I personally find most of the cable news hosts insipid, if not grating. (The exceptions, ironically, are the faux anchors Jon Stewart and Stephen Colbert, who manage to be smart and charming even while being partisan.) But it’s human nature to prefer routine. So, people who are in the mood for public affairs chat during prime time will naturally gravitate to their favorite news personality on at that hour and make that appointment viewing.

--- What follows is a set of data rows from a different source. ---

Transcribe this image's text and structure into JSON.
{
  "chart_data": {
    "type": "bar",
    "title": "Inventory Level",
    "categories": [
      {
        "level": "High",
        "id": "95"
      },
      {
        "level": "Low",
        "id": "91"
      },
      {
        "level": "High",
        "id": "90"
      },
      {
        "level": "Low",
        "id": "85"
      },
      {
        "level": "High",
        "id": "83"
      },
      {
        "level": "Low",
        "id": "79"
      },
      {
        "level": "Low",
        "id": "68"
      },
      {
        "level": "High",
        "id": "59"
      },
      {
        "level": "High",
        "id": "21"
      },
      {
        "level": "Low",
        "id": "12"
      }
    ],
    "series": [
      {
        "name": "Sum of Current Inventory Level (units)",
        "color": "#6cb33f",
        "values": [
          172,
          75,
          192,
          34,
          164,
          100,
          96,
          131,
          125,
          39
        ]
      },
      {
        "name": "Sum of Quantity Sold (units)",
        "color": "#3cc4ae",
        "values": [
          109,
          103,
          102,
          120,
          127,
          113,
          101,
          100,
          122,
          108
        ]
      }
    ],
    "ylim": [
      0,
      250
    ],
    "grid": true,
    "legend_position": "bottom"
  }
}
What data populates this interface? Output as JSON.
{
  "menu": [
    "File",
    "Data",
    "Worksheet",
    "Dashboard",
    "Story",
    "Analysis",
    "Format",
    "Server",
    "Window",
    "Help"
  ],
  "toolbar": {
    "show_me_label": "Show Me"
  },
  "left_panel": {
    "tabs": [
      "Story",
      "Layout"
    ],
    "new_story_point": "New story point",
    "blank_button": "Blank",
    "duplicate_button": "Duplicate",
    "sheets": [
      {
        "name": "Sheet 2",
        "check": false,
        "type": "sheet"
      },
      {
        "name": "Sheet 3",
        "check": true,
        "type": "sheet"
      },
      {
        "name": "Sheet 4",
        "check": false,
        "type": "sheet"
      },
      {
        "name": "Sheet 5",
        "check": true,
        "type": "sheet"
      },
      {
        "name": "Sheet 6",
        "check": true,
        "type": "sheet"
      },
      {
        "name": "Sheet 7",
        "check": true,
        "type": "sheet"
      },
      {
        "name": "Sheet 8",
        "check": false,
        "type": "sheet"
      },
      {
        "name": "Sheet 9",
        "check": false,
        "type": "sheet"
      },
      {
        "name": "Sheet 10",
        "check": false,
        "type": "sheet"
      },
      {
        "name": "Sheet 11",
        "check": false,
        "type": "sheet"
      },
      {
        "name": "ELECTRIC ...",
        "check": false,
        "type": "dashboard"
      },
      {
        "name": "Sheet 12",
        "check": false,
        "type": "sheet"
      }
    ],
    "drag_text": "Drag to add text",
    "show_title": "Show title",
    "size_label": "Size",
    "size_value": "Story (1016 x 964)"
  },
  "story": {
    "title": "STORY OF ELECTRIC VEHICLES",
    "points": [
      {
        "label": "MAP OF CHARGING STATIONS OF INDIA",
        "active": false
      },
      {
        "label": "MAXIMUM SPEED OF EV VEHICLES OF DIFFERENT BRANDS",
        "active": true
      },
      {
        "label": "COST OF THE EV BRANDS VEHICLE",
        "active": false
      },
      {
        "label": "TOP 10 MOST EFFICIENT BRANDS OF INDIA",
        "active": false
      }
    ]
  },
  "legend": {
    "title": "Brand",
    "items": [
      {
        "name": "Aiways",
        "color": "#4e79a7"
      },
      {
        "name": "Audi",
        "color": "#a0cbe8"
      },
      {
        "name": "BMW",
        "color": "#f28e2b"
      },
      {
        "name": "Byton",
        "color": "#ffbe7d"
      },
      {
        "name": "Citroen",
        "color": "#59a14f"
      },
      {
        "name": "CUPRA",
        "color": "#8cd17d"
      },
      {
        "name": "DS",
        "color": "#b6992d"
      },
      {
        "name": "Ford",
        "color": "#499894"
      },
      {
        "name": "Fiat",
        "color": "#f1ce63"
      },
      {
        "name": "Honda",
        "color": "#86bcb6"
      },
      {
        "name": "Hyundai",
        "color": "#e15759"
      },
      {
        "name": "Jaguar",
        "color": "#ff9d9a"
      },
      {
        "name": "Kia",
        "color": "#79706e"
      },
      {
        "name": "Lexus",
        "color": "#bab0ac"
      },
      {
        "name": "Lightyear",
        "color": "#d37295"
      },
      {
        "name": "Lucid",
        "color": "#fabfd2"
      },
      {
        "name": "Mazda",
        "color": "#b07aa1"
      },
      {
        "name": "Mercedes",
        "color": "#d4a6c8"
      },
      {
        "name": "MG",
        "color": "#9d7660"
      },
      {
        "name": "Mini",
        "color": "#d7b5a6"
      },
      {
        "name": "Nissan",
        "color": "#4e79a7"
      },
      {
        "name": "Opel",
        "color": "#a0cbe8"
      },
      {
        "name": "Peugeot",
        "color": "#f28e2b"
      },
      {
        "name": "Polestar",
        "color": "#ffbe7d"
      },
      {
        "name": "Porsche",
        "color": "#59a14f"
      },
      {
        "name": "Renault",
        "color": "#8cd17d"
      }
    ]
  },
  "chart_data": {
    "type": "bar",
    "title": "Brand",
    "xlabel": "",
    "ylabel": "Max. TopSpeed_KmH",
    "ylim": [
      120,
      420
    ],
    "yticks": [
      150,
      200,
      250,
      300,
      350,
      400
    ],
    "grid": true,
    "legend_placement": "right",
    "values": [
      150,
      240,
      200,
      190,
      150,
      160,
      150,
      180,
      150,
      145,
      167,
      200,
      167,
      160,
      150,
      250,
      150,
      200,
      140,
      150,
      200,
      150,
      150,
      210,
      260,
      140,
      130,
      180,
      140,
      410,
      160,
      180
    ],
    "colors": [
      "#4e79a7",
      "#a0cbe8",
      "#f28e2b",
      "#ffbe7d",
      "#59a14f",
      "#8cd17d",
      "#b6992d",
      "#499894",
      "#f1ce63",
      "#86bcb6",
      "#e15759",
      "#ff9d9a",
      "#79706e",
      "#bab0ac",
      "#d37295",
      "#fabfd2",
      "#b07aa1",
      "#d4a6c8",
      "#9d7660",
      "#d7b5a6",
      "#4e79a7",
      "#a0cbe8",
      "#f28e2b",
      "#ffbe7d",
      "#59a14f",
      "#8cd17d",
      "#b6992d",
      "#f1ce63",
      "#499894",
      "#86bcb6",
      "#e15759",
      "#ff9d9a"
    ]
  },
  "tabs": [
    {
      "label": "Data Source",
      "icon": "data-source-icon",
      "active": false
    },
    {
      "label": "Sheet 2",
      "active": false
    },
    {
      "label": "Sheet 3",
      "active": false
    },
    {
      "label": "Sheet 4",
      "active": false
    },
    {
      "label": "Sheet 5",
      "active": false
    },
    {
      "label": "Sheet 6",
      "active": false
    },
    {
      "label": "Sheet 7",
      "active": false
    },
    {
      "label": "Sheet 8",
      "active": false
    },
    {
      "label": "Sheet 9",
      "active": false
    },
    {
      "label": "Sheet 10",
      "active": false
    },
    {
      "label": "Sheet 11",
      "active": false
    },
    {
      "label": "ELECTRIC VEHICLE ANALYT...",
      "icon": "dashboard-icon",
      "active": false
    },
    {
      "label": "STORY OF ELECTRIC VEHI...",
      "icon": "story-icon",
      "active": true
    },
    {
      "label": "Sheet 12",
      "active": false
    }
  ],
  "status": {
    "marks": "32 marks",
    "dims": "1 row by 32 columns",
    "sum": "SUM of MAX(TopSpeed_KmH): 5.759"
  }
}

Indeed, the preference for host-based, periodic program over “whatever’s happening now” goes beyond news. ESPN’s most popular programs are “Pardon the Interruption” and its lead-in “Around the Horn.” Viewers — certainly, this viewer — are annoyed when “PTI” is pre-empted for some live sporting event such as the Little League World series or, say, women’s golf. And the music channels all moved from showing videos of popular songs to more routine, familiar programming.
This is even more understandable in the Internet age. People who are interested in news — whether about public affairs, sports, or the weather — can get it when they want it, how they want it. There’s no longer much point in waiting for the 6:30 or 11:00 news. Even shows like “SportsCenter,” which were a godsend 20 years ago, are now boring blather since it’s an hour talking about things viewers knew about hours earlier. Indeed, it’s gotten so bad that they chopped off the last five minutes of “PTI” and hide it somewhere during the ensuing “SportsCenter” episode, forcing people to either miss the end of the show or watch a show they otherwise wouldn’t. (Or, in my case, TiVo “PTI” for 90 minutes and fast-forward though both the commercials and non-“PTI” segments of “SportsCenter.”)
Postscript: In terms of sheer business, it’s conceivable that CNN is making a good decision here. They’ve essentially divided their network into two components, so CNN and HLN both contribute to the bottom line. The question is whether the amount of money spent on retaining name brand hosts 1) pays for itself in higher ratings and 2) offsets the cost of covering the news.